College Daily
- Formation: 2014
- Founder: Guoyu Timothy Lin
- Founded at: Columbus, Ohio
- Type: New media
- Locations: New York City; Beijing; ;
- Staff: 52 (2021)
- Website: www.collegedaily.cn

= College Daily =

Media publication

College Daily (留学生日报) is a new media publication whose primary audience is Chinese students studying in North America.

==Overview==
In August 2019, The New Yorker published a story about College Daily, calling it a "post-truth" publication where Chinese students in the U.S. receive their news." The story noted that College Daily had aggregated and reproduced content sourced from Infowars and RT as well as state propaganda outlets such as Sputnik News.

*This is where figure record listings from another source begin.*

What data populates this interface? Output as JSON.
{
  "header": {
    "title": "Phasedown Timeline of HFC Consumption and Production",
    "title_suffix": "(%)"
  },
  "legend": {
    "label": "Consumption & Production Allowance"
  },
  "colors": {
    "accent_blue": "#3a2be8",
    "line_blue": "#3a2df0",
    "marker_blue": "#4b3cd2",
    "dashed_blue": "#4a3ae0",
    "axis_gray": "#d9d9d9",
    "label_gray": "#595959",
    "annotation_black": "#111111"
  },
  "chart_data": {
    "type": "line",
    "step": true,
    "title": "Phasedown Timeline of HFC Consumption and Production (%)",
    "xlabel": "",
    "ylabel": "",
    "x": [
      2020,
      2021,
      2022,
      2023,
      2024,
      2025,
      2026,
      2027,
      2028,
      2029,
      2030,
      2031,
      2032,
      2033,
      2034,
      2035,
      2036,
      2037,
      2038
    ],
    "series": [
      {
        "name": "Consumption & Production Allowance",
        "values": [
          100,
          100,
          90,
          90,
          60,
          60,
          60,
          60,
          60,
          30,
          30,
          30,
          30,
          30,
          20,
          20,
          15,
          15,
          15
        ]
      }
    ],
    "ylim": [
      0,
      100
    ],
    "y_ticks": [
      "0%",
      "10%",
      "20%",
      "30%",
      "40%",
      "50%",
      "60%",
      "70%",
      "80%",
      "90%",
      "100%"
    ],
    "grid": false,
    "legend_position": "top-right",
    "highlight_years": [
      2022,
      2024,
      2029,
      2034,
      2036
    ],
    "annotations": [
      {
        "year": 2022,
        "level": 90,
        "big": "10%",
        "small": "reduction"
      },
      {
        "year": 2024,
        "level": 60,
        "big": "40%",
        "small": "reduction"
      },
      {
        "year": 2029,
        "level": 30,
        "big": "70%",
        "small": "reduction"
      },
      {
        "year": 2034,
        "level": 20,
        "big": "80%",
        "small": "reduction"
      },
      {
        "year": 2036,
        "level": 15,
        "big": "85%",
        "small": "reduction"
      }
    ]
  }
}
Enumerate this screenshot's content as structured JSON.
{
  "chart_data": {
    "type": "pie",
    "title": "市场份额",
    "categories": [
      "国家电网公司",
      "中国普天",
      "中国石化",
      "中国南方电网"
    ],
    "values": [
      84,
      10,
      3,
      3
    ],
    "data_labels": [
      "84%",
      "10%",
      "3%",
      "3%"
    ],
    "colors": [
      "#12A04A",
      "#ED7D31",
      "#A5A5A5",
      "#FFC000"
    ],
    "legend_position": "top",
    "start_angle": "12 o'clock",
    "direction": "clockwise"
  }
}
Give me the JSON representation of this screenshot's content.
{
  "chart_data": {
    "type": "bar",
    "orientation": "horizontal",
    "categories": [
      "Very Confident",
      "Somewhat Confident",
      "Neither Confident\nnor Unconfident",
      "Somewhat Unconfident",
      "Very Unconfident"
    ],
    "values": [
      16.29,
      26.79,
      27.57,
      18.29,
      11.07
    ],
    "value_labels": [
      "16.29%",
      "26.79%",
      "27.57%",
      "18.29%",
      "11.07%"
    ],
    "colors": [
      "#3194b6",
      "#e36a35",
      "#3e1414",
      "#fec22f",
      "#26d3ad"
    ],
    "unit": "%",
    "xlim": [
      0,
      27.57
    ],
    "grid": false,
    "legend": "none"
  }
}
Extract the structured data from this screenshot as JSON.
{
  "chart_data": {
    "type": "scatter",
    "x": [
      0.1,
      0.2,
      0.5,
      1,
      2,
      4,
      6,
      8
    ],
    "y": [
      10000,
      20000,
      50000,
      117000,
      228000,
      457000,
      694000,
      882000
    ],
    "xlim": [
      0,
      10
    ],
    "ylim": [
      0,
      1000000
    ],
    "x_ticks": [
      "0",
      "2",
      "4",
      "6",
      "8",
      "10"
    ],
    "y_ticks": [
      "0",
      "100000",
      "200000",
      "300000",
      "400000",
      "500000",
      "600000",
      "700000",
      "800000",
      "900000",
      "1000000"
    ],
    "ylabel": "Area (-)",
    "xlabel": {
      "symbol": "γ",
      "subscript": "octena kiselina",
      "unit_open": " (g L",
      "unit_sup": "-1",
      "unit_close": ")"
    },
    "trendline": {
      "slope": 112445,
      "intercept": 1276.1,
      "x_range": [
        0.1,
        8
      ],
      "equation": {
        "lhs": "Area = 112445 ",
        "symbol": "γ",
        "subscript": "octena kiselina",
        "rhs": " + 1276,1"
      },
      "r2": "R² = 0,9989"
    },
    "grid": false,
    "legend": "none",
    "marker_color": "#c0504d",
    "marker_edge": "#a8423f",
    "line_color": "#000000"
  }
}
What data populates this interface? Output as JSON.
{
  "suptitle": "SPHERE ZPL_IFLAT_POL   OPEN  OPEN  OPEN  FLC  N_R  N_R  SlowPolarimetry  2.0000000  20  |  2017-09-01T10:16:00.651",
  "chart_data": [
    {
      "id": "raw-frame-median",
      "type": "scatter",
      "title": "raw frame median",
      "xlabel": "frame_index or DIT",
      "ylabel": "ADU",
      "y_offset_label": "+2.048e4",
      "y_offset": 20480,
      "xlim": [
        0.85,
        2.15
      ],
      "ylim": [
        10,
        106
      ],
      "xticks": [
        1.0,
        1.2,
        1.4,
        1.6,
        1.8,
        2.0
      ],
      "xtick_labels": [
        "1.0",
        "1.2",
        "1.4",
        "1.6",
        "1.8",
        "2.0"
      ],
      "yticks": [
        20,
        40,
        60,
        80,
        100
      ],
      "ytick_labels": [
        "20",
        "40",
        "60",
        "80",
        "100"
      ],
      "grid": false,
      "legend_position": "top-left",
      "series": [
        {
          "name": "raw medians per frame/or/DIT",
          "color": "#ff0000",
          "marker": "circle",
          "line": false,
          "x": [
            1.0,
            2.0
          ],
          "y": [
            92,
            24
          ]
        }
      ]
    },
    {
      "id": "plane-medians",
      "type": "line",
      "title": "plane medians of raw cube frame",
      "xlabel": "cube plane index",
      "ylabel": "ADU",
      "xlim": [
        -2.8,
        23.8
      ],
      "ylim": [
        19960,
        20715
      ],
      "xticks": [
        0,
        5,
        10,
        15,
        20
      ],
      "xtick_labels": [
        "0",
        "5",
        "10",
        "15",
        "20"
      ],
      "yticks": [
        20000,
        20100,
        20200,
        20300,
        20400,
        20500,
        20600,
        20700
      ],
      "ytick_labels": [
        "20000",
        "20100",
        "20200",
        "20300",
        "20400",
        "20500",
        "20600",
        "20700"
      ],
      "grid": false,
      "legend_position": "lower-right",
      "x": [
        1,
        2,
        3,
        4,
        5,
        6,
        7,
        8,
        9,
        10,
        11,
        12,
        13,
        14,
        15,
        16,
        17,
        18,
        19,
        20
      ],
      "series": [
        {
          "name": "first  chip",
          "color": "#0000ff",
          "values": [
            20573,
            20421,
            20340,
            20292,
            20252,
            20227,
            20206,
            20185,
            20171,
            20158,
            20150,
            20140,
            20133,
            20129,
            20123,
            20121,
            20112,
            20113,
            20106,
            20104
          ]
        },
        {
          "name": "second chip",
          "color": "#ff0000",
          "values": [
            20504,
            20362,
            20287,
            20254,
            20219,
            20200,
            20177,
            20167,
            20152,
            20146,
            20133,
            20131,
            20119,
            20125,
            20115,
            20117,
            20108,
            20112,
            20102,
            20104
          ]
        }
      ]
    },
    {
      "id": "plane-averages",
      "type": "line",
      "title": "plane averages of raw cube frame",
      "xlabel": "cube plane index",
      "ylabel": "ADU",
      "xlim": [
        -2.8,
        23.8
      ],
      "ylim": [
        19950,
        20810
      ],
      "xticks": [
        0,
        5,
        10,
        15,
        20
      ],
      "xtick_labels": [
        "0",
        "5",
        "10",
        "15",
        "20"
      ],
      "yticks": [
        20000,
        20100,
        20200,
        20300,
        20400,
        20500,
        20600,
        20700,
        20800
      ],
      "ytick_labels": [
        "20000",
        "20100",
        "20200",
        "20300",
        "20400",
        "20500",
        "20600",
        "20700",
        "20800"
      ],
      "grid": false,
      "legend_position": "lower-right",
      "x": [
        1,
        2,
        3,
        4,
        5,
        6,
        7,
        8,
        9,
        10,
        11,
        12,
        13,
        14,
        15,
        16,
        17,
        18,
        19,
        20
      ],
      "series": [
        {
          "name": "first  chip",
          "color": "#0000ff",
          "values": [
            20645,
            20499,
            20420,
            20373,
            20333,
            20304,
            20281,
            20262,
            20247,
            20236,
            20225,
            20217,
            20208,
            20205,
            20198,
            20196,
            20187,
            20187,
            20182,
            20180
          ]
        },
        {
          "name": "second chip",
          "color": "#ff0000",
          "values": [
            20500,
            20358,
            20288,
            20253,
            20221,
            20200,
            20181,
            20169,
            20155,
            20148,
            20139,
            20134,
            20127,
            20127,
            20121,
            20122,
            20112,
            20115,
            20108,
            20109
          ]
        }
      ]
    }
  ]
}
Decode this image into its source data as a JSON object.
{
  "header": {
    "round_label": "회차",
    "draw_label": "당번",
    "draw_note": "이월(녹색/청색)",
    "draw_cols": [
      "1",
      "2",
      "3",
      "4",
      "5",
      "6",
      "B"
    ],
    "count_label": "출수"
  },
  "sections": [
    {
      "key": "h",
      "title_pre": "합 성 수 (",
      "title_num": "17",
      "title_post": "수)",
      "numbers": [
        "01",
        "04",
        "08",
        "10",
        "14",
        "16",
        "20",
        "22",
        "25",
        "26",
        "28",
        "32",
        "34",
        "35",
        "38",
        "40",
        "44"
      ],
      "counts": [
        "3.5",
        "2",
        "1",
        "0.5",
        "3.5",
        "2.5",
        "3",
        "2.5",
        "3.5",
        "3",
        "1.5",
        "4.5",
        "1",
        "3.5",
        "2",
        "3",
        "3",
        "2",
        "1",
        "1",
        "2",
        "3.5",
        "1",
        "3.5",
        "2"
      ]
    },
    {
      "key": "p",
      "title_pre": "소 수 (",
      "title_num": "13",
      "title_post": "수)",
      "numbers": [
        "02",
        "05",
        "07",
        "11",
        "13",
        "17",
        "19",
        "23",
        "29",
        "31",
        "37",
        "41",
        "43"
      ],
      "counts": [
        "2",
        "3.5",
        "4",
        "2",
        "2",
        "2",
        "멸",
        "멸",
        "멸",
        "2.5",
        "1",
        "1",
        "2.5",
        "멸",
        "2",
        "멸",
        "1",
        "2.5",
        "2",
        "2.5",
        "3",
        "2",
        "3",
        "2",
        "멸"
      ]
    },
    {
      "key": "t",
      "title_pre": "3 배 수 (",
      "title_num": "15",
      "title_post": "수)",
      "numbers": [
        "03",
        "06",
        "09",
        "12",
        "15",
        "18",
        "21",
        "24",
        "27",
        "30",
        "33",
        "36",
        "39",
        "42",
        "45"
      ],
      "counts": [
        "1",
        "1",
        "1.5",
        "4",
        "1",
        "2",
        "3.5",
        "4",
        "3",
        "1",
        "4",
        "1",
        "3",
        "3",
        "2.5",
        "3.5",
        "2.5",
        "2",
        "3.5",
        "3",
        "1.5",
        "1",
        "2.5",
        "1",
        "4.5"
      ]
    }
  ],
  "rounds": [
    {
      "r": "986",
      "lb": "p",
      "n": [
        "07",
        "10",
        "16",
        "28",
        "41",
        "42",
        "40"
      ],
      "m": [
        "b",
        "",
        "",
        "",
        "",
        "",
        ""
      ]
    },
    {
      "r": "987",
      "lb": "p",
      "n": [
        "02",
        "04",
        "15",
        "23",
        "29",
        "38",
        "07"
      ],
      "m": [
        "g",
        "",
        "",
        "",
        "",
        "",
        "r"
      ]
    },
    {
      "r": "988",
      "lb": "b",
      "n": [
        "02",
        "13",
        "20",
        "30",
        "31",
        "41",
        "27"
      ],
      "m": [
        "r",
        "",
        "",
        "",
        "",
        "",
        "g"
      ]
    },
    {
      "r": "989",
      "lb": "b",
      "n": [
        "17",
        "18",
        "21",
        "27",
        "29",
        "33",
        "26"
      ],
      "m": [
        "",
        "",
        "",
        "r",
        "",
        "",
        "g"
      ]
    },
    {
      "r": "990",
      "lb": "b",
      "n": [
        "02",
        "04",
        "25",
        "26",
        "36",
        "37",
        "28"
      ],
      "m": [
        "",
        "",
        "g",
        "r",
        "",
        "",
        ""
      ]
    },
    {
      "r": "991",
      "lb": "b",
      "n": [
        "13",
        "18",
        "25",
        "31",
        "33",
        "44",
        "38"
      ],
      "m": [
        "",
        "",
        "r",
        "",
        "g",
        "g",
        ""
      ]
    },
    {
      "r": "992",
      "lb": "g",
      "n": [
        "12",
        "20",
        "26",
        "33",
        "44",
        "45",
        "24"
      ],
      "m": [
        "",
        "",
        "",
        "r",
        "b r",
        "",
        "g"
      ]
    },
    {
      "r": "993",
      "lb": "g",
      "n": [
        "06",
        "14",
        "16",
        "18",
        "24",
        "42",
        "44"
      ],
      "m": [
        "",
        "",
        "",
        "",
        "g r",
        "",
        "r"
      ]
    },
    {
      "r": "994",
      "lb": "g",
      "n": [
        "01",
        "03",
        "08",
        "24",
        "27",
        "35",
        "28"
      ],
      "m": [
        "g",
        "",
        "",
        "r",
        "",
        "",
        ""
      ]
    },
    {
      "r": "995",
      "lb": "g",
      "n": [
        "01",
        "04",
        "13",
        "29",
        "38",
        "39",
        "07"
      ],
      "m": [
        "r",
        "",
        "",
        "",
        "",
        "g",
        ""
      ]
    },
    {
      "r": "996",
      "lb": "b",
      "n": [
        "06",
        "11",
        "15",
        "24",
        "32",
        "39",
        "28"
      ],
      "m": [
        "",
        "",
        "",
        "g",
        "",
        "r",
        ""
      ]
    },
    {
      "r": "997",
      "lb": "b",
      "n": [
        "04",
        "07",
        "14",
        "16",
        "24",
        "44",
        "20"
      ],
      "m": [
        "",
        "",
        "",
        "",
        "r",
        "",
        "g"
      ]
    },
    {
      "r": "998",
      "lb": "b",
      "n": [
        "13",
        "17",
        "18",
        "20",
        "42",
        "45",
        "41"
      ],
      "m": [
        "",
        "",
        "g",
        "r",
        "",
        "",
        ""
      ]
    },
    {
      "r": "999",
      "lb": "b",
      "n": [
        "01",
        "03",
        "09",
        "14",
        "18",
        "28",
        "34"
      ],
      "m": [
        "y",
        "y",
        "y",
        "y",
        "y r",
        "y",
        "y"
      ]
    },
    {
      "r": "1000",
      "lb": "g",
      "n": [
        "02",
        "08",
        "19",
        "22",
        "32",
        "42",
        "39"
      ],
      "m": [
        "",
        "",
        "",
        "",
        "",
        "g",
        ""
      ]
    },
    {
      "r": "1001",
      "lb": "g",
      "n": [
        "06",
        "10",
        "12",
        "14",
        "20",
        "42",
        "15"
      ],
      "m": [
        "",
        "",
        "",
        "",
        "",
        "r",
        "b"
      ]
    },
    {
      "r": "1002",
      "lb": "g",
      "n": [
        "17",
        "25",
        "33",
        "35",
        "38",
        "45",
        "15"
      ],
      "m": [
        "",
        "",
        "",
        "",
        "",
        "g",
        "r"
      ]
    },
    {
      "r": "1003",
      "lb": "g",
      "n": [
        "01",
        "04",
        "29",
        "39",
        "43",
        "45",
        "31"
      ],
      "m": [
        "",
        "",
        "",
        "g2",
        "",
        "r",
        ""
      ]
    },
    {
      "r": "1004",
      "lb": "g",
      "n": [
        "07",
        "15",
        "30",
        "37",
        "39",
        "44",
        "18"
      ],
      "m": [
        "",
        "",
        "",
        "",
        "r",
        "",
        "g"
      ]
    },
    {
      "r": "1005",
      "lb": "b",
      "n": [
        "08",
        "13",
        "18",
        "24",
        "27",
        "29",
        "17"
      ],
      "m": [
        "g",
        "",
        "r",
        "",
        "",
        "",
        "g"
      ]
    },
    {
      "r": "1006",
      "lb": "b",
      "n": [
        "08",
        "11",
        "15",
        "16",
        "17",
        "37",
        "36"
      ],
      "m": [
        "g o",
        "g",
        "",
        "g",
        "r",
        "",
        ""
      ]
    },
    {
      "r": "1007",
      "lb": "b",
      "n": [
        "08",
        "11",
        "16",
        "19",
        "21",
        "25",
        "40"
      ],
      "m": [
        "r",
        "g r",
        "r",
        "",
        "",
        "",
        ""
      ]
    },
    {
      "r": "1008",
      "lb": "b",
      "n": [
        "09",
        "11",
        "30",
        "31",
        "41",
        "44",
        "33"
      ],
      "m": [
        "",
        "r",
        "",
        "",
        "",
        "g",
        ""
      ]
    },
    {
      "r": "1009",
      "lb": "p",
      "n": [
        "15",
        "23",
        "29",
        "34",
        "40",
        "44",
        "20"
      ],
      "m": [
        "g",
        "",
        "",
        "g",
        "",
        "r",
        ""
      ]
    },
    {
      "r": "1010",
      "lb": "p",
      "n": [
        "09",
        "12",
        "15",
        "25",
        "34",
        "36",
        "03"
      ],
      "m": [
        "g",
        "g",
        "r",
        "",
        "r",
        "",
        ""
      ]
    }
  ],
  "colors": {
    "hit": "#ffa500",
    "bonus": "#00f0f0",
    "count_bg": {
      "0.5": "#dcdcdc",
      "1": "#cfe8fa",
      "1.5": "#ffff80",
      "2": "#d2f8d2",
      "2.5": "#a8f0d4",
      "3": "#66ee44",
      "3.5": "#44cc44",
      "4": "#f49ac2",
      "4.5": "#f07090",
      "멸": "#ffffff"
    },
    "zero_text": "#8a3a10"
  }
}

College Daily articles about Yale have been linked to Chinese state propaganda by the Yale Daily News.

==History==

The College Daily has spread misleading and false information about the 2019 Hong Kong Protests including that protesters would receive a $20 million reward for killing a police officer. The Diplomat described their efforts to spread misleading information as “notorious."

In September 2019 the College Daily published a story calling for Australian journalist and academic Vicky Xiuzhong Xu’s estranged father to be expelled from China due to her outspoken journalism. The article asserted that Xu was an “American mouthpiece” and that she only criticized the Chinese government in order to get political asylum in Australia.